No mais, o clímax prolongado final é uma das coisas mais perfeitas produzidas no cinema americano. Ao entregar os bilhetes a Gail, Carlito tem a missão de encerrar alguns assuntos pendentes antes de encontrar a amada no horário indicado, na estação central. Então, a visita ao quarto do advogado traidor, toda a cena no clube, tentando escapar dos mafiosos que suspeitam que ele participou da morte de seus dois familiares, e a perseguição no metrô, até chegar ao “Benny Blanco from the Bronx” (John Leguizamo) na estação e ao choro e às palavras finais com Gail, tudo isso é de um valor inestimável.

É a constatação não apenas do gênio de Brian De Palma (isso já se sabe desde pelo menos os anos 1970), mas do quanto a sua genialidade podia também se atrelar da forma mais comovente possível ao seu coração. Obra-prima imensa, que ainda encerra com aquela voz rouca de Joe Cocker cantando “You Are Sou Beautiful”. Tão lindo que o próprio De Palma disse que nunca conseguirá superar o que fez neste filme.
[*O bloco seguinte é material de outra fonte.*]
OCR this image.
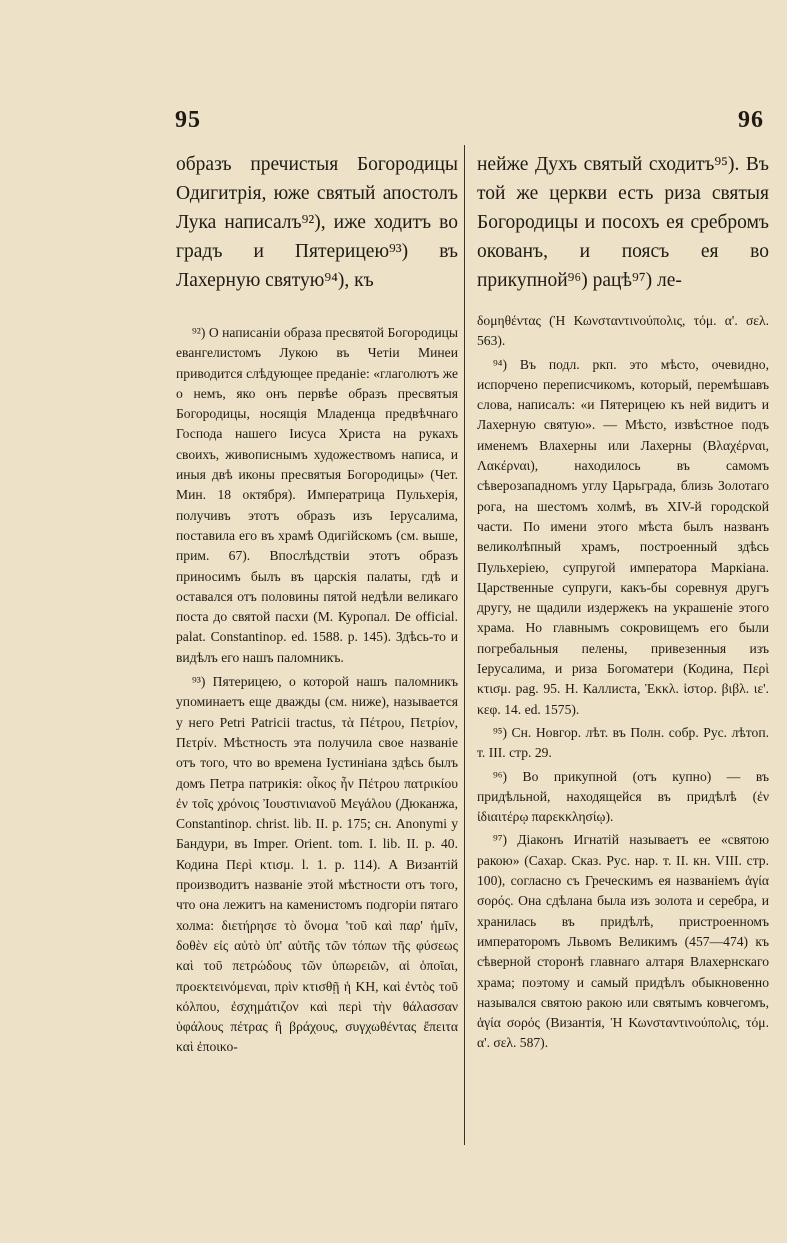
95	96

образъ пречистыя Богородицы Одигитрія, юже святый апостолъ Лука написалъ⁹²), иже ходитъ во градъ и Пятерицею⁹³) въ Лахерную святую⁹⁴), къ

⁹²) О написаніи образа пресвятой Богородицы евангелистомъ Лукою въ Четіи Минеи приводится слѣдующее преданіе: «глаголютъ же о немъ, яко онъ первѣе образъ пресвятыя Богородицы, носящія Младенца предвѣчнаго Господа нашего Іисуса Христа на рукахъ своихъ, живописнымъ художествомъ написа, и иныя двѣ иконы пресвятыя Богородицы» (Чет. Мин. 18 октября). Императрица Пульхерія, получивъ этотъ образъ изъ Іерусалима, поставила его въ храмѣ Одигійскомъ (см. выше, прим. 67). Впослѣдствіи этотъ образъ приносимъ былъ въ царскія палаты, гдѣ и оставался отъ половины пятой недѣли великаго поста до святой пасхи (М. Куропал. De official. palat. Constantinop. ed. 1588. p. 145). Здѣсь-то и видѣлъ его нашъ паломникъ.

⁹³) Пятерицею, о которой нашъ паломникъ упоминаетъ еще дважды (см. ниже), называется у него Petri Patricii tractus, τὰ Πέτρου, Πετρίον, Πετρίν. Мѣстность эта получила свое названіе отъ того, что во времена Іустиніана здѣсь былъ домъ Петра патрикія: οἶκος ἦν Πέτρου πατρικίου ἐν τοῖς χρόνοις Ἰουστινιανοῦ Μεγάλου (Дюканжа, Constantinop. christ. lib. II. p. 175; сн. Anonymi у Бандури, въ Imper. Orient. tom. I. lib. II. p. 40. Кодина Περὶ κτισμ. l. 1. p. 114). А Византій производитъ названіе этой мѣстности отъ того, что она лежитъ на каменистомъ подгоріи пятаго холма: διετήρησε τὸ ὄνομα 'τοῦ καὶ παρ' ἡμῖν, δοθὲν εἰς αὐτὸ ὑπ' αὐτῆς τῶν τόπων τῆς φύσεως καὶ τοῦ πετρώδους τῶν ὑπωρειῶν, αἱ ὁποῖαι, προεκτεινόμεναι, πρὶν κτισθῇ ἡ ΚΗ, καὶ ἐντὸς τοῦ κόλπου, ἐσχημάτιζον καὶ περὶ τὴν θάλασσαν ὑφάλους πέτρας ἢ βράχους, συγχωθέντας ἔπειτα καὶ ἐποικο-

нейже Духъ святый сходитъ⁹⁵). Въ той же церкви есть риза святыя Богородицы и посохъ ея сребромъ окованъ, и поясъ ея во прикупной⁹⁶) рацѣ⁹⁷) ле-

δομηθέντας (Ἡ Κωνσταντινούπολις, τόμ. α'. σελ. 563).

⁹⁴) Въ подл. ркп. это мѣсто, очевидно, испорчено переписчикомъ, который, перемѣшавъ слова, написалъ: «и Пятерицею къ ней видитъ и Лахерную святую». — Мѣсто, извѣстное подъ именемъ Влахерны или Лахерны (Βλαχέρναι, Λακέρναι), находилось въ самомъ сѣверозападномъ углу Царьграда, близь Золотаго рога, на шестомъ холмѣ, въ XIV-й городской части. По имени этого мѣста былъ названъ великолѣпный храмъ, построенный здѣсь Пульхеріею, супругой императора Маркіана. Царственные супруги, какъ-бы соревнуя другъ другу, не щадили издержекъ на украшеніе этого храма. Но главнымъ сокровищемъ его были погребальныя пелены, привезенныя изъ Іерусалима, и риза Богоматери (Кодина, Περὶ κτισμ. pag. 95. Н. Каллиста, Ἐκκλ. ἱστορ. βιβλ. ιε'. κεφ. 14. ed. 1575).

⁹⁵) Сн. Новгор. лѣт. въ Полн. собр. Рус. лѣтоп. т. III. стр. 29.

⁹⁶) Во прикупной (отъ купно) — въ придѣльной, находящейся въ придѣлѣ (ἐν ἰδιαιτέρῳ παρεκκλησίῳ).

⁹⁷) Діаконъ Игнатій называетъ ее «святою ракою» (Сахар. Сказ. Рус. нар. т. II. кн. VIII. стр. 100), согласно съ Греческимъ ея названіемъ ἁγία σορός. Она сдѣлана была изъ золота и серебра, и хранилась въ придѣлѣ, пристроенномъ императоромъ Львомъ Великимъ (457—474) къ сѣверной сторонѣ главнаго алтаря Влахернскаго храма; поэтому и самый придѣлъ обыкновенно назывался святою ракою или святымъ ковчегомъ, ἁγία σορός (Византія, Ἡ Κωνσταντινούπολις, τόμ. α'. σελ. 587).
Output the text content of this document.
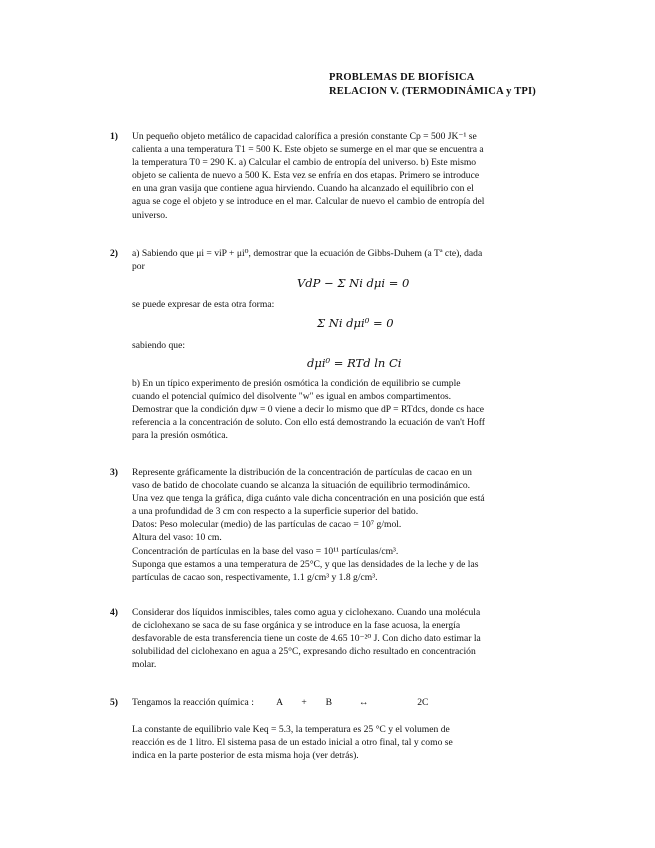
PROBLEMAS DE BIOFÍSICA
RELACION V. (TERMODINÁMICA y TPI)
1) Un pequeño objeto metálico de capacidad calorífica a presión constante Cp = 500 JK⁻¹ se
calienta a una temperatura T1 = 500 K. Este objeto se sumerge en el mar que se encuentra a
la temperatura T0 = 290 K. a) Calcular el cambio de entropía del universo. b) Este mismo
objeto se calienta de nuevo a 500 K. Esta vez se enfría en dos etapas. Primero se introduce
en una gran vasija que contiene agua hirviendo. Cuando ha alcanzado el equilibrio con el
agua se coge el objeto y se introduce en el mar. Calcular de nuevo el cambio de entropía del
universo.
2) a) Sabiendo que μi = viP + μi⁰, demostrar que la ecuación de Gibbs-Duhem (a Tª cte), dada
por
VdP − Σ Ni dμi = 0
se puede expresar de esta otra forma:
Σ Ni dμi⁰ = 0
sabiendo que:
dμi⁰ = RTd ln Ci
b) En un típico experimento de presión osmótica la condición de equilibrio se cumple
cuando el potencial químico del disolvente "w" es igual en ambos compartimentos.
Demostrar que la condición dμw = 0 viene a decir lo mismo que dP = RTdcs, donde cs hace
referencia a la concentración de soluto. Con ello está demostrando la ecuación de van't Hoff
para la presión osmótica.
3) Represente gráficamente la distribución de la concentración de partículas de cacao en un
vaso de batido de chocolate cuando se alcanza la situación de equilibrio termodinámico.
Una vez que tenga la gráfica, diga cuánto vale dicha concentración en una posición que está
a una profundidad de 3 cm con respecto a la superficie superior del batido.
Datos: Peso molecular (medio) de las partículas de cacao = 10⁷ g/mol.
Altura del vaso: 10 cm.
Concentración de partículas en la base del vaso = 10¹¹ partículas/cm³.
Suponga que estamos a una temperatura de 25°C, y que las densidades de la leche y de las
partículas de cacao son, respectivamente, 1.1 g/cm³ y 1.8 g/cm³.
4) Considerar dos líquidos inmiscibles, tales como agua y ciclohexano. Cuando una molécula
de ciclohexano se saca de su fase orgánica y se introduce en la fase acuosa, la energía
desfavorable de esta transferencia tiene un coste de 4.65 10⁻²⁰ J. Con dicho dato estimar la
solubilidad del ciclohexano en agua a 25°C, expresando dicho resultado en concentración
molar.
5) Tengamos la reacción química : A + B	↔	2C
La constante de equilibrio vale Keq = 5.3, la temperatura es 25 °C y el volumen de
reacción es de 1 litro. El sistema pasa de un estado inicial a otro final, tal y como se
indica en la parte posterior de esta misma hoja (ver detrás).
Agradecimentos à Paula pela companhia durante a sessão.    

+ DOIS FILMES

RUÍDO BRANCO (White Noise)

Uma boa surpresa este RUÍDO BRANCO (2022), novo trabalho de Noah Baumbach, que aqui aproveita para mostrar de maneira mais explícita seu apreço por Brian De Palma em cenas que homenageiam alguns de seus filmes (não foi à toa que ele dirigiu um documentário sobre o mestre em 2015). É bem provável que eu não tivesse gostado do filme se o visse em casa e não no cinema, que faz uma diferença enorme. Sim, é uma obra um tanto irregular, mas eu fiquei encantado com várias coisas, em especial com a família apresentada. A família dos pais vividos por Adam Driver e Greta Gerwig é adorável e há também um prazer de viver aquela época (os anos 1970, aparentemente) que transparece em cada imagem. O filme, baseado em romance de Don DeLillo, tem uma estrutura bem estranha, assim como é estranha, pelo menos a princípio, o estilo de atuação adotado. Mas, uma vez que nos acostumamos, fica parecendo quase naturalista. Gosto dos três atos, mas acho que meu preferido é o segundo, que trata de uma nuvem tóxica que poderia trazer a morte a quem estivesse nas proximidades. É muito interessante o namoro de Baumbach com o gênero terror: às vezes funciona, como no caso de um sonho do personagem de Driver; na maioria das vezes funciona em registro de comédia. E é na comédia que ele se sente mais à vontade e por isso o tom do filme é leve, mesmo lidando com temas pesados, como o medo da morte, a insegurança e a paranoia.

PATERNO

Marco Ricca é um arquiteto que comanda, junto com o irmão, a empresa do pai, que está prestes a morrer. Seu personagem tem maiores ambições profissionais, ambições de pessoas burguesas com o poder de comprar o espaço de moradia dos pobres para dar lugar a um projeto maior que os interesses do irmão. Enquanto isso, ele vê o filho adolescente se formar de maneira mais humana e percebe o quanto foi perdendo de humanidade ao longo dos anos. PATERNO (2022), de Marcelo Lordello, é um fábula moderna sobre a consciência da perda da alma de seu anti-herói. Há um cuidado especial com o trabalho dos atores, que dá ao filme um tom de produção de primeira classe, embora nem sempre seja uma obra empolgante.